Scenario 2: Processing Video Uploads for Transcription
- Requirement: Payloads are 500MB; processing takes 3 minutes; client doesn't need an immediate response.
- Target: SageMaker Asynchronous Endpoint.
- Benefit: Supports large payloads and can scale down to zero instances when the queue is empty, saving costs.
Checkpoint Questions
- Which endpoint type should you choose for a model that receives traffic only twice a day for 5 minutes?

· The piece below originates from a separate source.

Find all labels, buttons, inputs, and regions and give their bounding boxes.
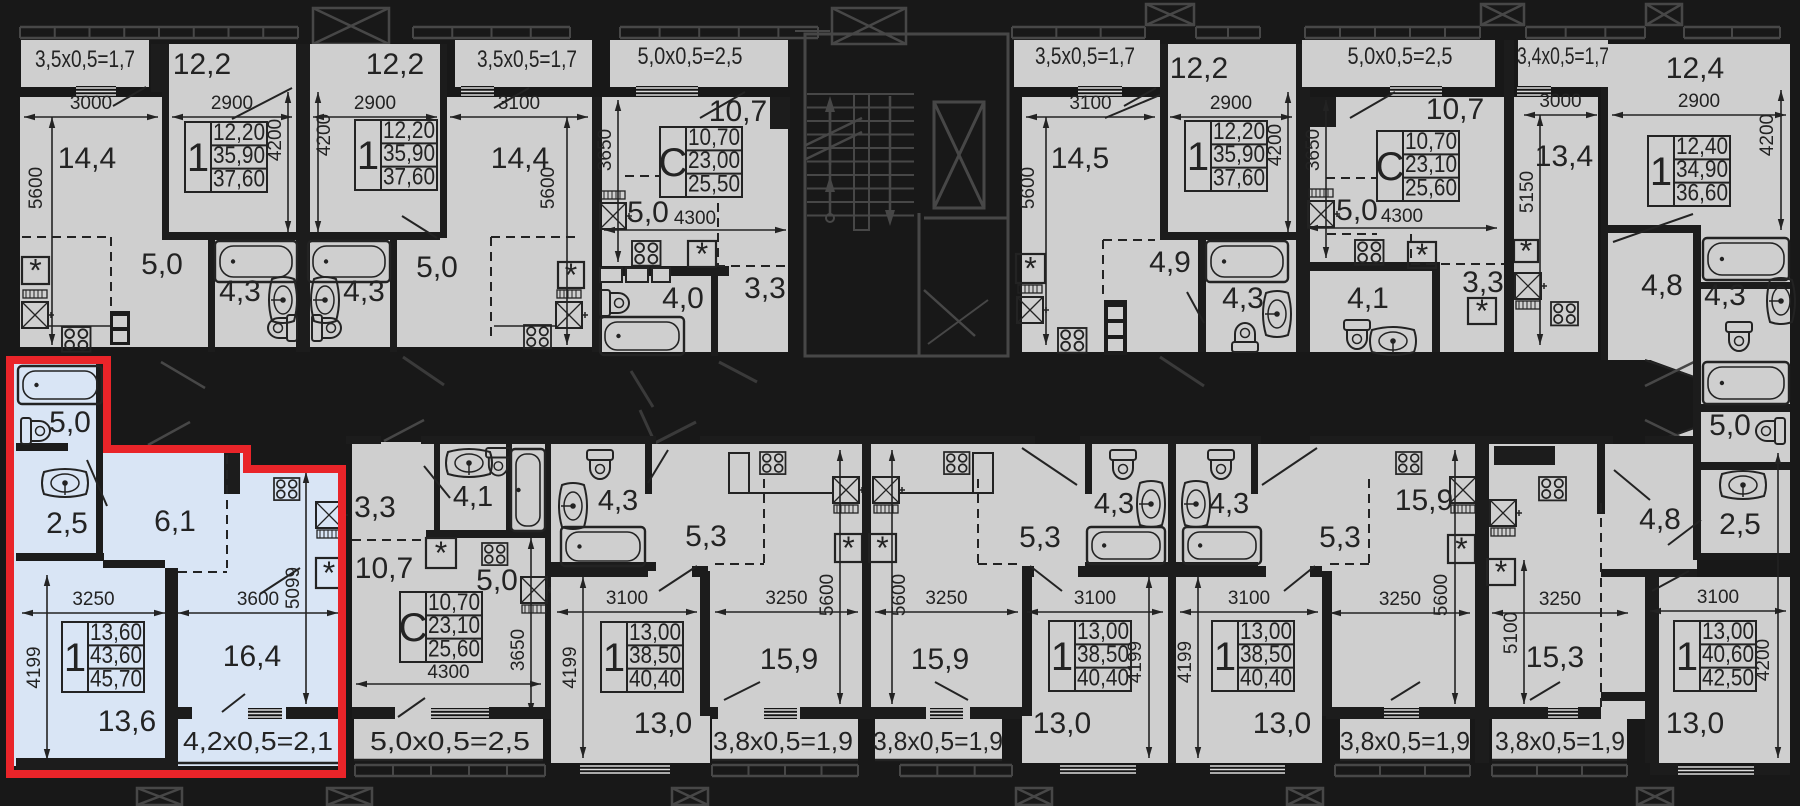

- What metric is most appropriate for auto-scaling an endpoint that is bottlenecked by mathematical computations?
- Why would an engineer choose Amazon EKS over SageMaker for model deployment?

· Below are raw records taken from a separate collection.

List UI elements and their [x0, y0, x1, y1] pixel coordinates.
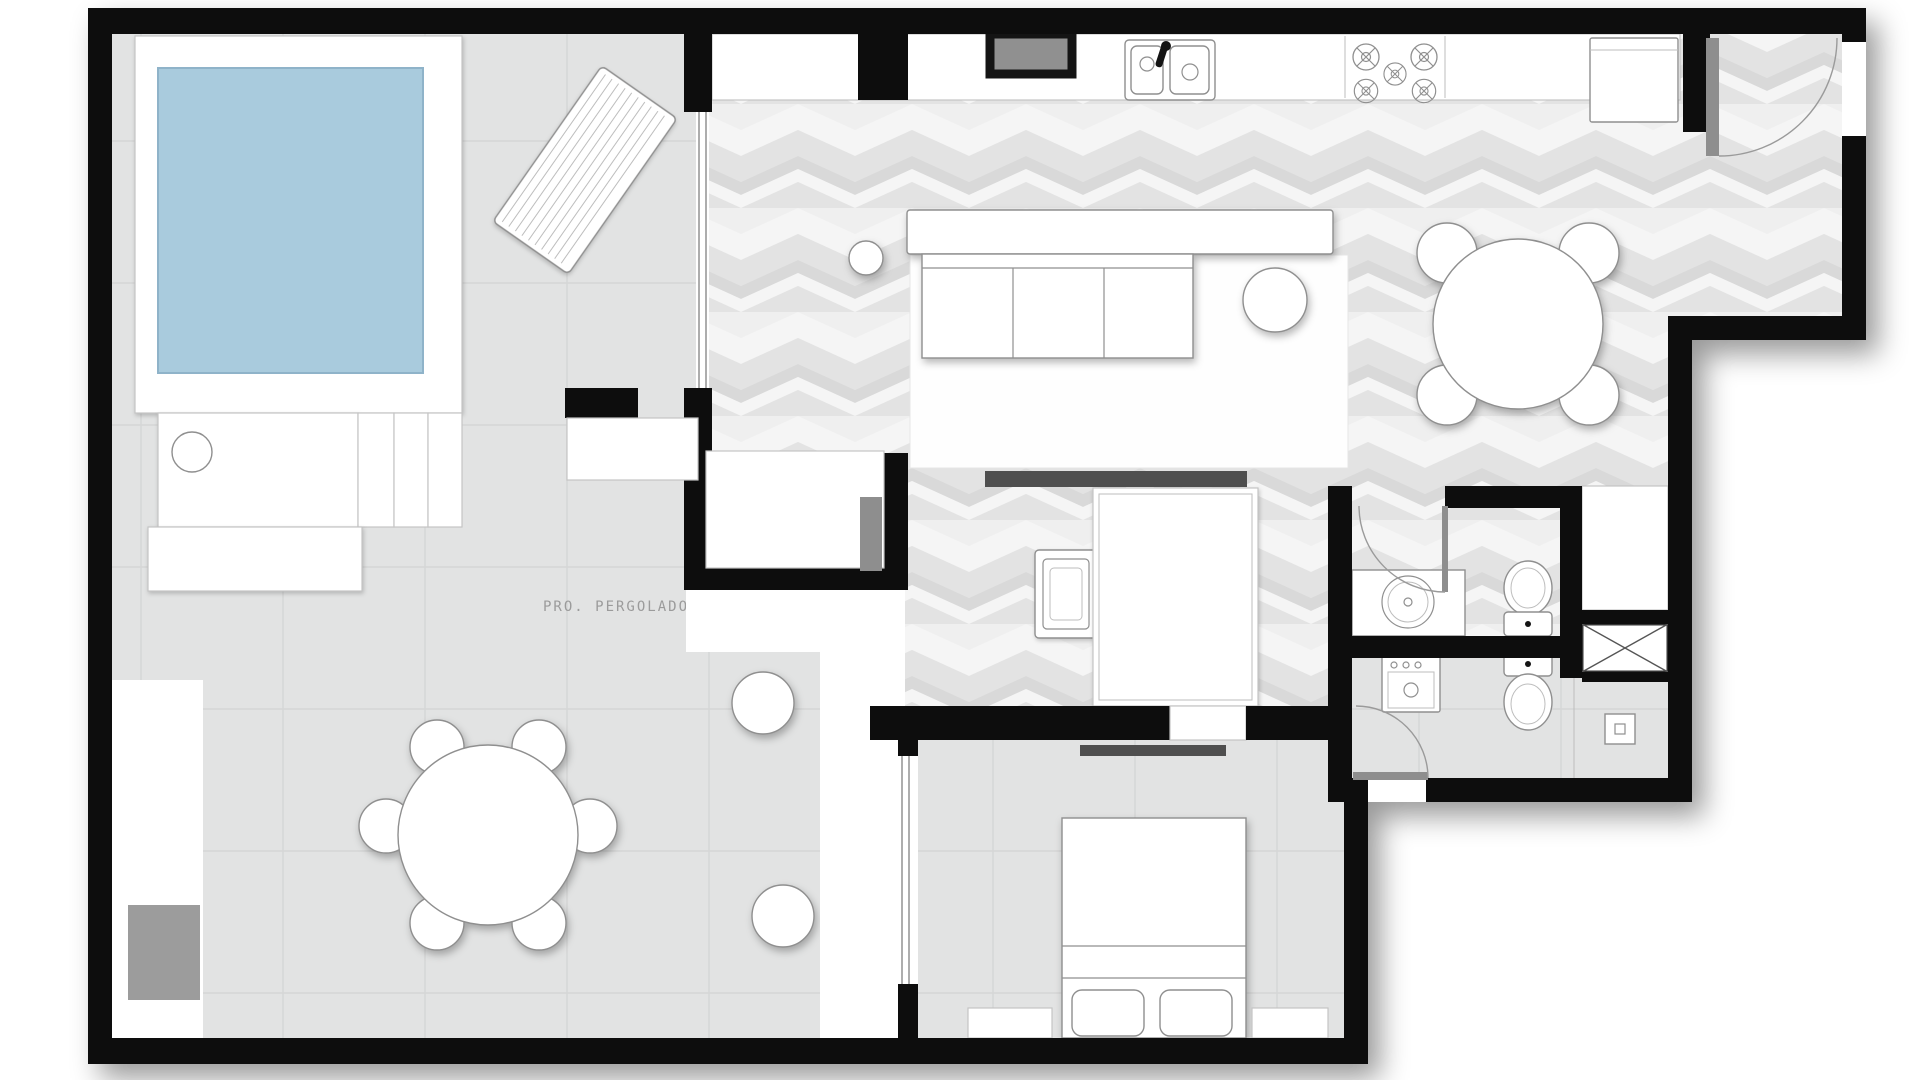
- shaft-bottom-wall: [1582, 672, 1668, 682]
- wall-niche: [990, 34, 1072, 74]
- deck-platform: [148, 527, 362, 591]
- bedroom-top-wall-b: [1246, 706, 1345, 740]
- pillow: [1160, 990, 1232, 1036]
- kitchen-sink: [1125, 40, 1215, 100]
- bidet: [1504, 652, 1552, 730]
- pouf: [752, 885, 814, 947]
- pool-bench: [158, 413, 358, 527]
- bench-stool: [172, 432, 212, 472]
- floor-mat: [128, 905, 200, 1000]
- living-room: [849, 210, 1348, 487]
- bathroom-door-leaf: [1442, 506, 1448, 592]
- closet-interior: [706, 451, 884, 568]
- nightstand: [1252, 1008, 1328, 1038]
- pouf: [732, 672, 794, 734]
- glass-cap-top: [898, 740, 918, 756]
- nightstand: [968, 1008, 1052, 1038]
- swimming-pool: [158, 68, 423, 373]
- bathroom-top-wall: [1445, 486, 1580, 508]
- wall-step: [1692, 316, 1866, 340]
- small-side-table: [849, 241, 883, 275]
- shaft-x-box: [1582, 624, 1668, 672]
- wall-right-top: [1842, 8, 1866, 42]
- pillar: [858, 34, 908, 100]
- entry-door-leaf: [1706, 38, 1719, 156]
- sofa-back: [907, 210, 1333, 254]
- pergolado-label: PRO. PERGOLADO: [543, 599, 689, 615]
- wall-bottom: [88, 1038, 1368, 1064]
- pillar: [684, 34, 712, 112]
- glass-cap-bottom: [898, 984, 918, 1040]
- toilet-divider-wall: [1352, 636, 1562, 658]
- bathroom-left-wall: [1328, 486, 1352, 802]
- wall-shelf-niche: [1170, 706, 1246, 740]
- closet-left-wall: [1560, 486, 1582, 678]
- tv-console: [985, 471, 1247, 487]
- dining-area: [1417, 223, 1619, 425]
- armchair: [1035, 550, 1097, 638]
- sink-counter: [1352, 570, 1465, 636]
- toilet: [1504, 561, 1552, 636]
- floor-drain: [1605, 714, 1635, 744]
- wall-top: [88, 8, 1866, 34]
- wall-right-lower: [1344, 778, 1368, 1064]
- entry-pillar: [1683, 34, 1710, 132]
- dining-table: [1433, 239, 1603, 409]
- wardrobe: [1093, 488, 1258, 706]
- fridge: [1590, 38, 1678, 122]
- wall-segment: [565, 388, 638, 418]
- shaft-top-wall: [1582, 610, 1668, 624]
- wall-service-bottom-b: [1426, 778, 1692, 802]
- bed: [1062, 818, 1246, 1038]
- closet-white-room: [1582, 486, 1668, 610]
- bedroom-tv-bar: [1080, 745, 1226, 756]
- wall-left: [88, 8, 112, 1064]
- wall-right-mid: [1668, 316, 1692, 802]
- low-cabinet: [567, 418, 698, 480]
- washer: [1382, 656, 1440, 712]
- closet-door: [860, 497, 882, 571]
- floor-plan-canvas: PRO. PERGOLADO: [0, 0, 1920, 1080]
- round-table-top: [398, 745, 578, 925]
- service-door-leaf: [1353, 772, 1428, 780]
- wall-right: [1842, 136, 1866, 340]
- sofa-seats: [922, 254, 1193, 358]
- side-table: [1243, 268, 1307, 332]
- pillow: [1072, 990, 1144, 1036]
- deck-steps: [358, 413, 462, 527]
- bedroom-top-wall-a: [870, 706, 1170, 740]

- What is the main difference between an "on-demand" resource and a "provisioned" resource in the context of scaling?
Muddy Points & Cross-Refs
- Cold Starts vs. Latency: Students often confuse Serverless cold starts with network latency. Serverless is for cost-saving on intermittent traffic; Real-time is for consistent low latency.
- ECS vs. EKS: If your company already uses Kubernetes for everything, use EKS. If you want simpler container management, use ECS.
- Cross-Ref: See Domain 4: Monitoring for how to use CloudWatch to track the scaling metrics mentioned here.
Comparison Tables
Compute Selection: CPU vs. GPU vs. Inferentia
| Hardware Type | Use Case | Cost | Performance |
|---|---|---|---|
| CPU (C5/M5) | Tabular data (XGBoost, Sklearn) | Low | Moderate |
| GPU (G4dn/G5) | Deep Learning, Image/Video | High | High (Parallel) |
| AWS Inferentia | High-throughput Deep Learning | Medium | Best Price/Perf |
[!TIP] Always check if your model is supported by SageMaker Neo. It can often make a CPU-based deployment perform as fast as a GPU-based one for a fraction of the cost.